3.5 Enthalten die Akten keine überzeugende Einschätzung des Gesundheitszustandes - insbesondere des psychischen - der Beschwerdeführerin und ihrer Arbeitsfähigkeit (für den gesamten vorliegend relevanten Zeitraum ab 14. April 2007 [allfälliger Rentenbeginn: April 2008] bis 31. Juli 2009), ist die Sache zur weiteren medizinischen Abklärung und zu anschliessendem Neuentscheid an die Verwaltung zurückzuweisen.
4. Die Kosten des Verfahrens sind auf Fr. 600.-- festzulegen und ausgangsgemäss von der Beschwerdegegnerin zu tragen (Art. 69 Abs. 1bis IVG). Zudem ist der Beschwerdeführerin eine Prozessentschädigung von Fr. 1500.-- (inklusive Barauslagen und Mehrwertsteuer) zuzusprechen (§ 61 lit. g ATSG, in Verbindung mit § 34 Abs. 1 des Gesetzes über das Sozialversicherungsgericht).
Das Gericht erkennt:
1. Die Beschwerde wird in dem Sinne gutgeheissen, dass die angefochtene Verfügung vom 31. Juli 2009 aufgehoben und die Sache an die Sozialversicherungsanstalt des Kantons Zürich, IV-Stelle, zurückgewiesen wird, damit diese, nach erfolgter Abklärung im Sinne der Erwägungen, neu verfüge.
2. Die Gerichtskosten von Fr. 600.-- werden der Beschwerdegegnerin auferlegt. Rechnung und Einzahlungsschein werden der Kostenpflichtigen nach Eintritt der Rechtskraft zugestellt.
3. Die Beschwerdegegnerin wird verpflichtet, der Beschwerdeführerin eine Prozessentschädigung von Fr. 1500.-- (inkl. Barauslagen und MWSt) zu bezahlen.
4. Zustellung gegen Empfangsschein an:
- TCL Treuhand Consulting Liegenschaften AG
- Sozialversicherungsanstalt des Kantons Zürich, IV-Stelle
- Bundesamt für Sozialversicherungen
sowie an:
- Gerichtskasse (im Dispositiv nach Eintritt der Rechtskraft)

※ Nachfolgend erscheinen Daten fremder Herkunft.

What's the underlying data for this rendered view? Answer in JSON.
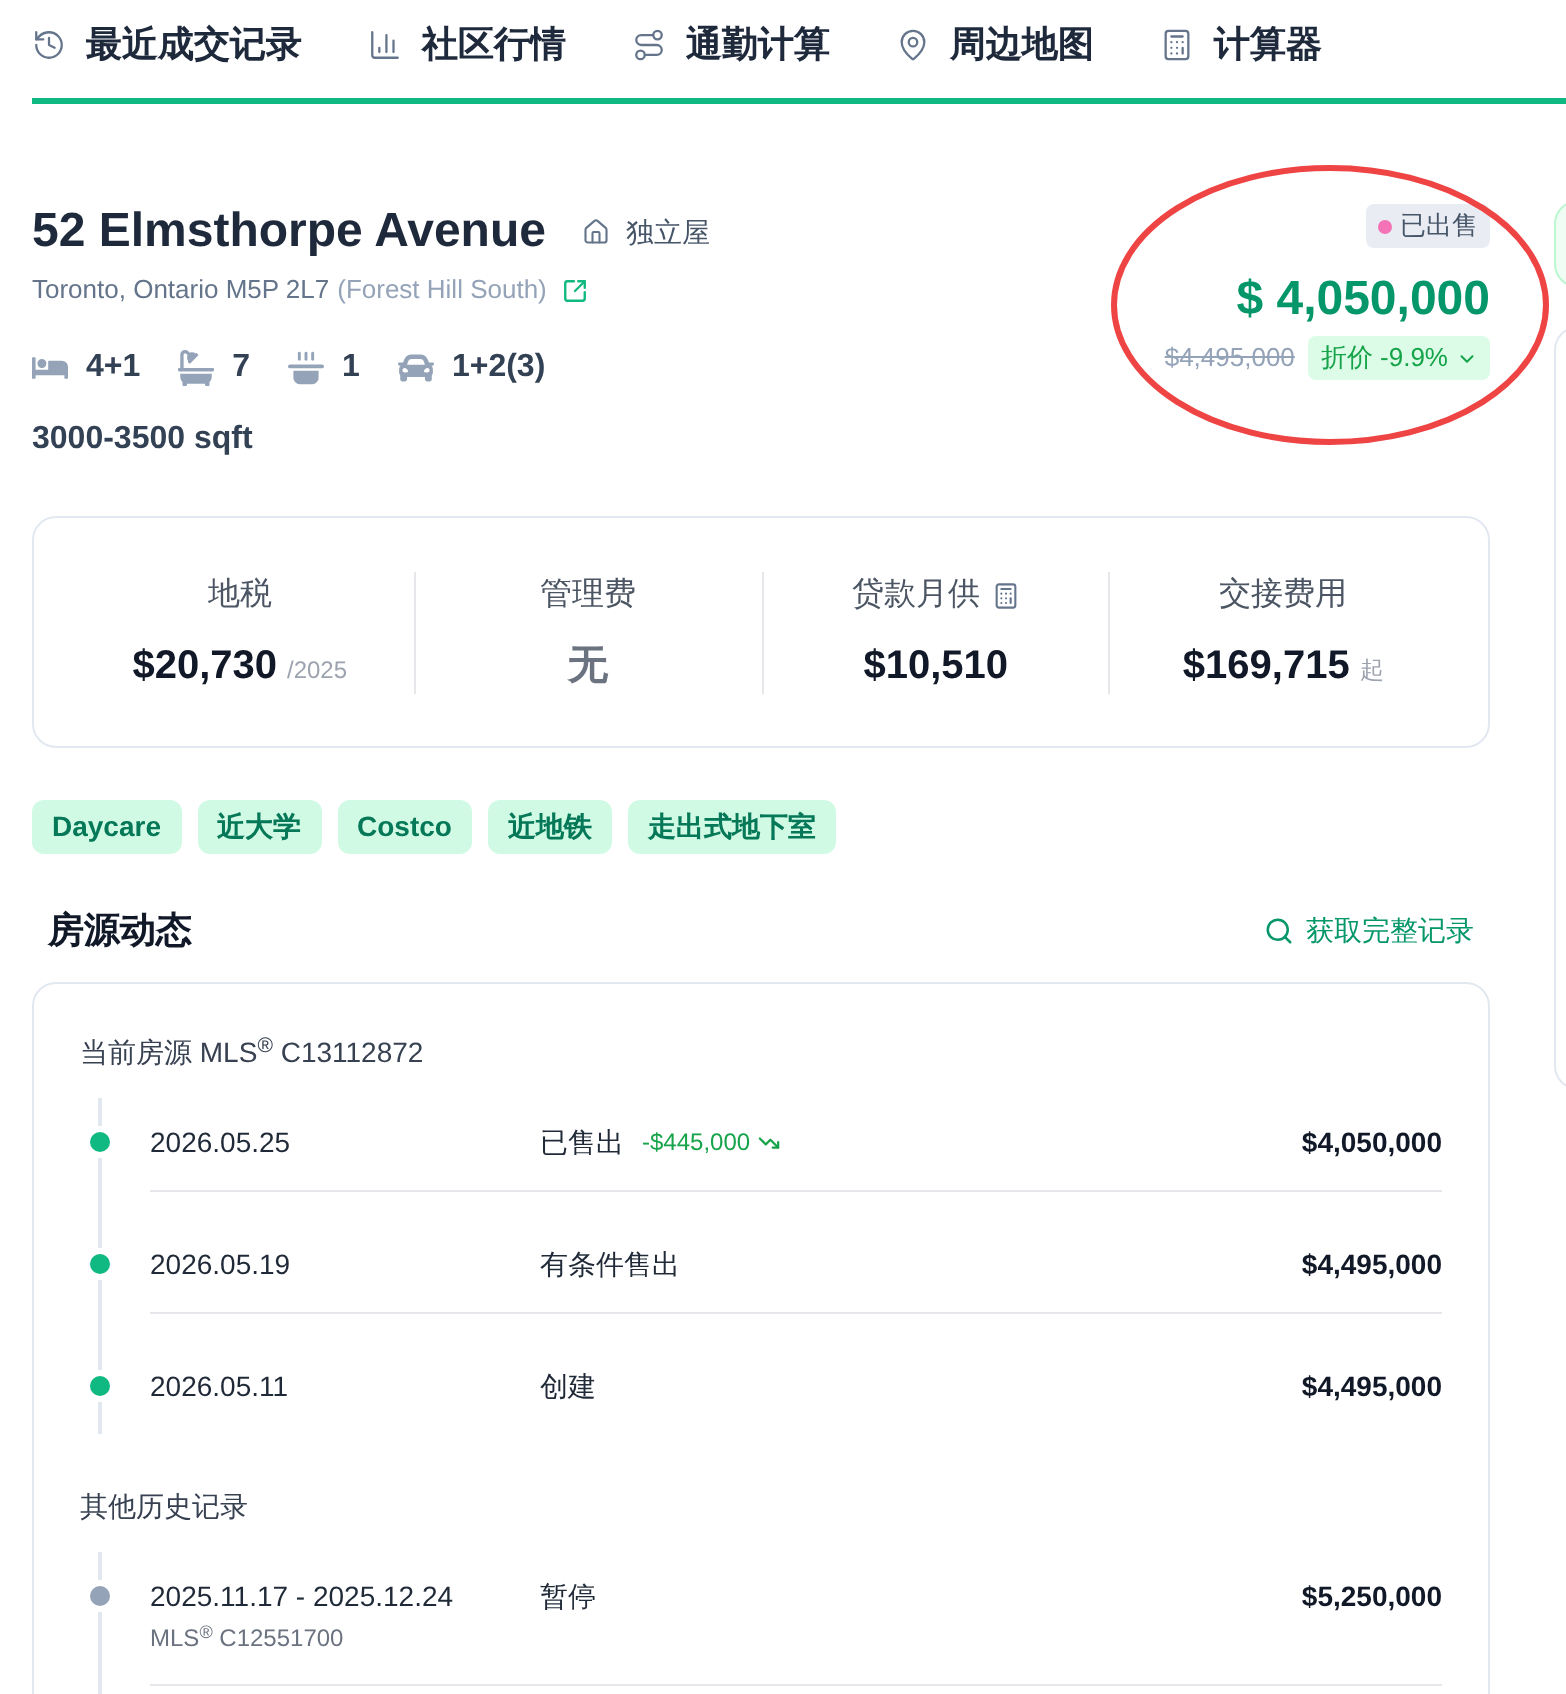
{
  "nav": {
    "tabs": [
      {
        "label": "最近成交记录"
      },
      {
        "label": "社区行情"
      },
      {
        "label": "通勤计算"
      },
      {
        "label": "周边地图"
      },
      {
        "label": "计算器"
      }
    ]
  },
  "listing": {
    "address": "52 Elmsthorpe Avenue",
    "property_type": "独立屋",
    "location": "Toronto, Ontario M5P 2L7",
    "neighbourhood": "(Forest Hill South)",
    "features": [
      {
        "kind": "bedrooms",
        "value": "4+1"
      },
      {
        "kind": "bathrooms",
        "value": "7"
      },
      {
        "kind": "kitchens",
        "value": "1"
      },
      {
        "kind": "parking",
        "value": "1+2(3)"
      }
    ],
    "size": "3000-3500 sqft",
    "status": "已出售",
    "price": "$ 4,050,000",
    "original_price": "$4,495,000",
    "discount": "折价 -9.9%"
  },
  "stats": [
    {
      "kind": "amount",
      "label": "地税",
      "value": "$20,730",
      "suffix": "/2025"
    },
    {
      "kind": "none",
      "label": "管理费",
      "value": "无"
    },
    {
      "kind": "amount",
      "label": "贷款月供",
      "value": "$10,510",
      "calculator": true
    },
    {
      "kind": "amount",
      "label": "交接费用",
      "value": "$169,715",
      "suffix": "起"
    }
  ],
  "tags": [
    "Daycare",
    "近大学",
    "Costco",
    "近地铁",
    "走出式地下室"
  ],
  "history": {
    "title": "房源动态",
    "link": "获取完整记录",
    "groups": [
      {
        "title": "当前房源 MLS$^{®}$ C13112872",
        "current": true,
        "events": [
          {
            "date": "2026.05.25",
            "event": "已售出",
            "change": "-$445,000",
            "price": "$4,050,000"
          },
          {
            "date": "2026.05.19",
            "event": "有条件售出",
            "price": "$4,495,000"
          },
          {
            "date": "2026.05.11",
            "event": "创建",
            "price": "$4,495,000"
          }
        ]
      },
      {
        "title": "其他历史记录",
        "current": false,
        "events": [
          {
            "date": "2025.11.17 - 2025.12.24",
            "mls": "MLS$^{®}$ C12551700",
            "event": "暂停",
            "price": "$5,250,000"
          }
        ]
      }
    ]
  }
}
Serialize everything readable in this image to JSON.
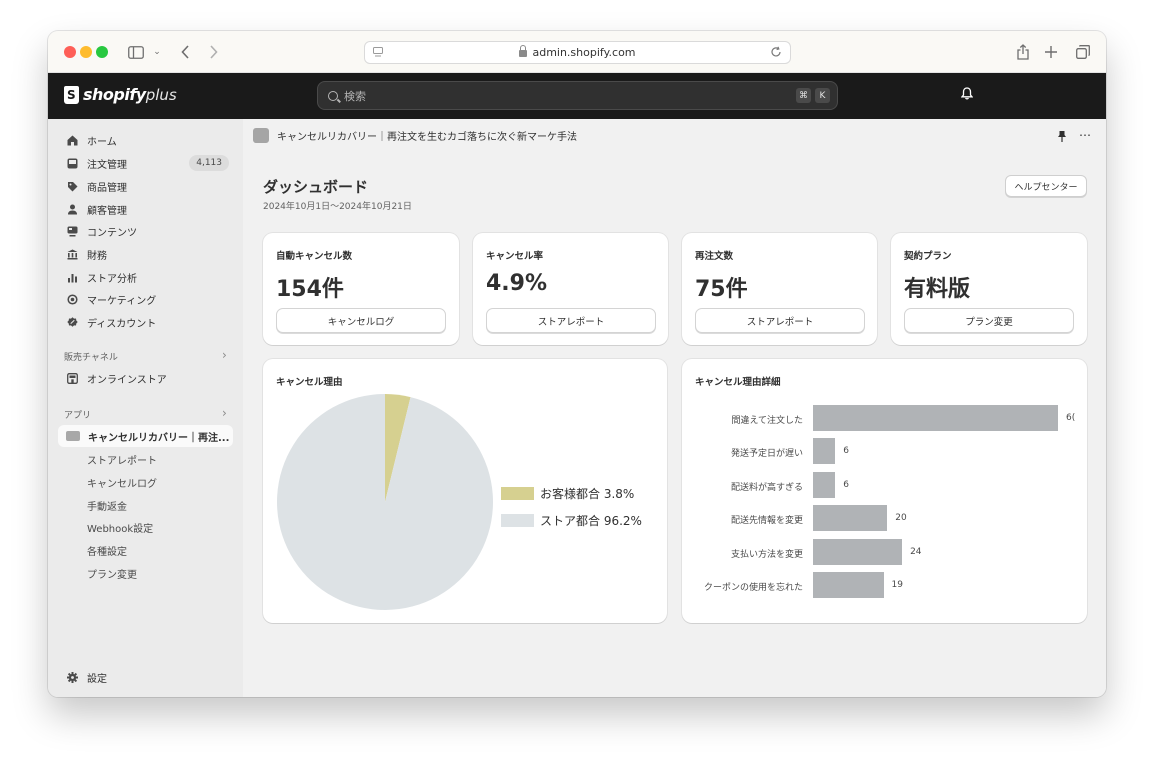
{
  "browser": {
    "url": "admin.shopify.com"
  },
  "topbar": {
    "logo_text": "shopify",
    "logo_plus": "plus",
    "search_placeholder": "検索",
    "shortcut_cmd": "⌘",
    "shortcut_key": "K"
  },
  "sidebar": {
    "items": [
      {
        "label": "ホーム",
        "icon": "home-icon"
      },
      {
        "label": "注文管理",
        "icon": "inbox-icon",
        "badge": "4,113"
      },
      {
        "label": "商品管理",
        "icon": "tag-icon"
      },
      {
        "label": "顧客管理",
        "icon": "person-icon"
      },
      {
        "label": "コンテンツ",
        "icon": "content-icon"
      },
      {
        "label": "財務",
        "icon": "bank-icon"
      },
      {
        "label": "ストア分析",
        "icon": "bar-chart-icon"
      },
      {
        "label": "マーケティング",
        "icon": "target-icon"
      },
      {
        "label": "ディスカウント",
        "icon": "discount-icon"
      }
    ],
    "sales_channels_label": "販売チャネル",
    "online_store_label": "オンラインストア",
    "apps_label": "アプリ",
    "app_active_label": "キャンセルリカバリー｜再注...",
    "app_sub_items": [
      "ストアレポート",
      "キャンセルログ",
      "手動返金",
      "Webhook設定",
      "各種設定",
      "プラン変更"
    ],
    "settings_label": "設定"
  },
  "main": {
    "breadcrumb": "キャンセルリカバリー｜再注文を生むカゴ落ちに次ぐ新マーケ手法",
    "title": "ダッシュボード",
    "date_range": "2024年10月1日〜2024年10月21日",
    "help_button": "ヘルプセンター",
    "stat_cards": [
      {
        "label": "自動キャンセル数",
        "value": "154件",
        "button": "キャンセルログ"
      },
      {
        "label": "キャンセル率",
        "value": "4.9%",
        "button": "ストアレポート"
      },
      {
        "label": "再注文数",
        "value": "75件",
        "button": "ストアレポート"
      },
      {
        "label": "契約プラン",
        "value": "有料版",
        "button": "プラン変更"
      }
    ]
  },
  "chart_data": [
    {
      "type": "pie",
      "title": "キャンセル理由",
      "categories": [
        "お客様都合",
        "ストア都合"
      ],
      "values": [
        3.8,
        96.2
      ],
      "legend_labels": [
        "お客様都合 3.8%",
        "ストア都合 96.2%"
      ],
      "colors": [
        "#d6d090",
        "#dde2e5"
      ],
      "legend": "right"
    },
    {
      "type": "bar",
      "orientation": "horizontal",
      "title": "キャンセル理由詳細",
      "categories": [
        "間違えて注文した",
        "発送予定日が遅い",
        "配送料が高すぎる",
        "配送先情報を変更",
        "支払い方法を変更",
        "クーポンの使用を忘れた"
      ],
      "values": [
        66,
        6,
        6,
        20,
        24,
        19
      ],
      "value_labels": [
        "6(",
        "6",
        "6",
        "20",
        "24",
        "19"
      ],
      "xlim": [
        0,
        66
      ],
      "color": "#b0b3b6"
    }
  ]
}
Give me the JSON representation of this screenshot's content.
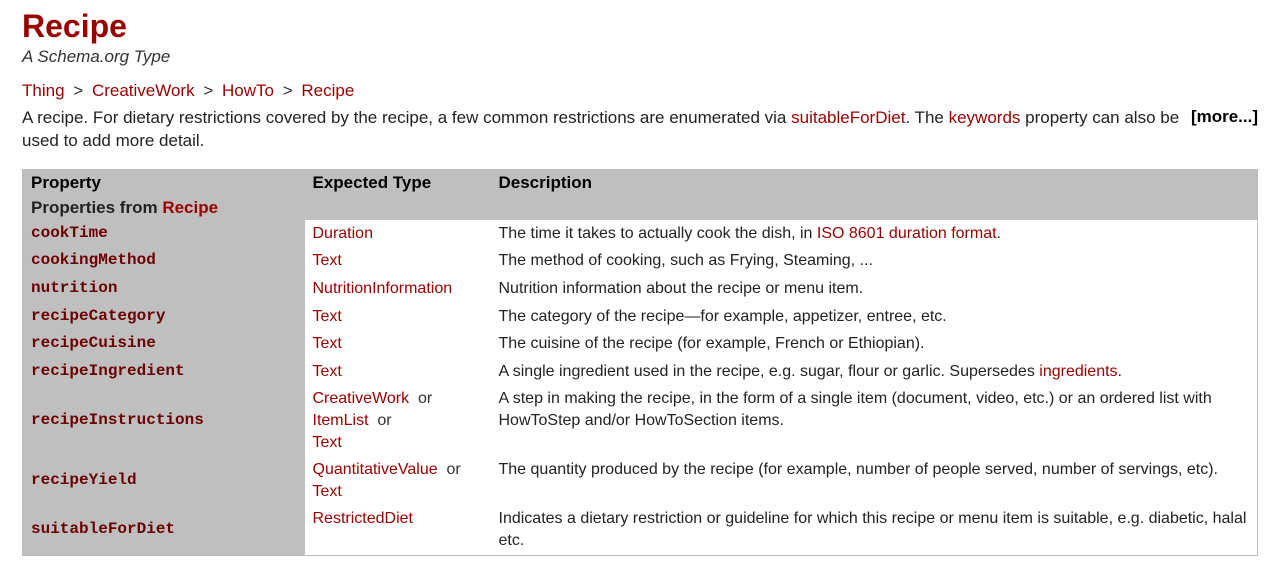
{
  "title": "Recipe",
  "subtitle": "A Schema.org Type",
  "breadcrumb": [
    {
      "label": "Thing"
    },
    {
      "label": "CreativeWork"
    },
    {
      "label": "HowTo"
    },
    {
      "label": "Recipe"
    }
  ],
  "more_label": "[more...]",
  "description": {
    "part1": "A recipe. For dietary restrictions covered by the recipe, a few common restrictions are enumerated via ",
    "link1": "suitableForDiet",
    "part2": ". The ",
    "link2": "keywords",
    "part3": " property can also be used to add more detail."
  },
  "columns": {
    "property": "Property",
    "expected_type": "Expected Type",
    "description": "Description"
  },
  "group": {
    "prefix": "Properties from ",
    "link": "Recipe"
  },
  "rows": [
    {
      "name": "cookTime",
      "types": [
        {
          "label": "Duration"
        }
      ],
      "desc_parts": [
        {
          "text": "The time it takes to actually cook the dish, in "
        },
        {
          "link": "ISO 8601 duration format"
        },
        {
          "text": "."
        }
      ]
    },
    {
      "name": "cookingMethod",
      "types": [
        {
          "label": "Text"
        }
      ],
      "desc_parts": [
        {
          "text": "The method of cooking, such as Frying, Steaming, ..."
        }
      ]
    },
    {
      "name": "nutrition",
      "types": [
        {
          "label": "NutritionInformation"
        }
      ],
      "desc_parts": [
        {
          "text": "Nutrition information about the recipe or menu item."
        }
      ]
    },
    {
      "name": "recipeCategory",
      "types": [
        {
          "label": "Text"
        }
      ],
      "desc_parts": [
        {
          "text": "The category of the recipe—for example, appetizer, entree, etc."
        }
      ]
    },
    {
      "name": "recipeCuisine",
      "types": [
        {
          "label": "Text"
        }
      ],
      "desc_parts": [
        {
          "text": "The cuisine of the recipe (for example, French or Ethiopian)."
        }
      ]
    },
    {
      "name": "recipeIngredient",
      "types": [
        {
          "label": "Text"
        }
      ],
      "desc_parts": [
        {
          "text": "A single ingredient used in the recipe, e.g. sugar, flour or garlic. Supersedes "
        },
        {
          "link": "ingredients"
        },
        {
          "text": "."
        }
      ]
    },
    {
      "name": "recipeInstructions",
      "types": [
        {
          "label": "CreativeWork"
        },
        {
          "label": "ItemList"
        },
        {
          "label": "Text"
        }
      ],
      "desc_parts": [
        {
          "text": "A step in making the recipe, in the form of a single item (document, video, etc.) or an ordered list with HowToStep and/or HowToSection items."
        }
      ]
    },
    {
      "name": "recipeYield",
      "types": [
        {
          "label": "QuantitativeValue"
        },
        {
          "label": "Text"
        }
      ],
      "desc_parts": [
        {
          "text": "The quantity produced by the recipe (for example, number of people served, number of servings, etc)."
        }
      ]
    },
    {
      "name": "suitableForDiet",
      "types": [
        {
          "label": "RestrictedDiet"
        }
      ],
      "desc_parts": [
        {
          "text": "Indicates a dietary restriction or guideline for which this recipe or menu item is suitable, e.g. diabetic, halal etc."
        }
      ]
    }
  ]
}
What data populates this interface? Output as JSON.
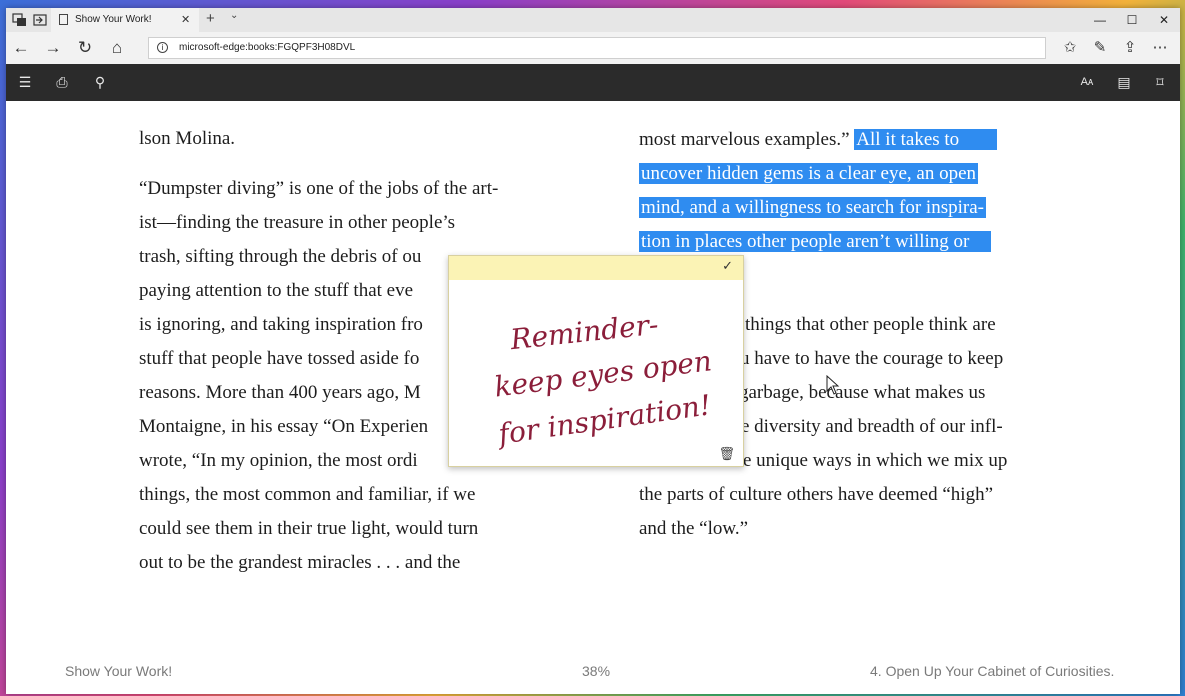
{
  "browser": {
    "tab_title": "Show Your Work!",
    "tab_close": "✕",
    "new_tab": "+",
    "tab_menu": "⌄",
    "window_controls": {
      "minimize": "—",
      "maximize": "☐",
      "close": "✕"
    },
    "address": "microsoft-edge:books:FGQPF3H08DVL",
    "info_glyph": "i"
  },
  "nav": {
    "back_icon": "←",
    "forward_icon": "→",
    "refresh_icon": "↻",
    "home_icon": "⌂",
    "favorites_icon": "✩",
    "pen_icon": "✎",
    "share_icon": "⇪",
    "more_icon": "⋯"
  },
  "reader": {
    "toc_icon": "☰",
    "bookmarks_icon": "⎙",
    "search_icon": "⚲",
    "text_options_icon": "Aᴀ",
    "read_aloud_icon": "▤",
    "bookmark_icon": "⌑"
  },
  "book": {
    "left_lines": [
      "lson Molina.",
      "“Dumpster diving” is one of the jobs of the art-",
      "ist—finding the treasure in other people’s",
      "trash, sifting through the debris of ou",
      "paying attention to the stuff that eve",
      "is ignoring, and taking inspiration fro",
      "stuff that people have tossed aside fo",
      "reasons. More than 400 years ago, M",
      "Montaigne, in his essay “On Experien",
      "wrote, “In my opinion, the most ordi",
      "things, the most common and familiar, if we",
      "could see them in their true light, would turn",
      "out to be the grandest miracles . . . and the"
    ],
    "right_first_plain": "most marvelous examples.” ",
    "right_first_highlight": "All it takes to",
    "right_highlight_lines": [
      "uncover hidden gems is a clear eye, an open",
      "mind, and a willingness to search for inspira-",
      "tion in places other people aren’t willing or"
    ],
    "right_lines": [
      "things that other people think are",
      "u have to have the courage to keep",
      "garbage, because what makes us",
      "e diversity and breadth of our infl-",
      "e unique ways in which we mix up",
      "the parts of culture others have deemed “high”",
      "and the “low.”"
    ],
    "highlight_color": "#2f8cf0"
  },
  "note": {
    "check_icon": "✓",
    "trash_icon": "🗑",
    "handwriting": [
      "Reminder-",
      "keep eyes open",
      "for inspiration!"
    ],
    "ink_color": "#8b1e3a",
    "header_color": "#fbf3b5"
  },
  "footer": {
    "book_title": "Show Your Work!",
    "progress": "38%",
    "chapter": "4. Open Up Your Cabinet of Curiosities."
  }
}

5. Gegen diesen Entscheid kann innert 30 Tagen seit der Zustellung beim Bundesgericht Beschwerde eingereicht werden (Art. 82 ff. in Verbindung mit Art. 90 ff. des Bundesgesetzes über das Bundesgericht, BGG). Die Frist steht während folgender Zeiten still: vom siebten Tag vor Ostern bis und mit dem siebten Tag nach Ostern, vom 15. Juli bis und mit 15. August sowie vom 18. Dezember bis und mit dem 2. Januar (Art. 46 BGG).
Die Beschwerdeschrift ist dem Bundesgericht, Schweizerhofquai 6, 6004 Luzern, zuzustellen.
Die Beschwerdeschrift hat die Begehren, deren Begründung mit Angabe der Beweismittel und die Unterschrift des Beschwerdeführers oder seines Vertreters zu enthalten; der angefochtene Entscheid sowie die als Beweismittel angerufenen Urkunden sind beizulegen, soweit die Partei sie in Händen hat (Art. 42 BGG).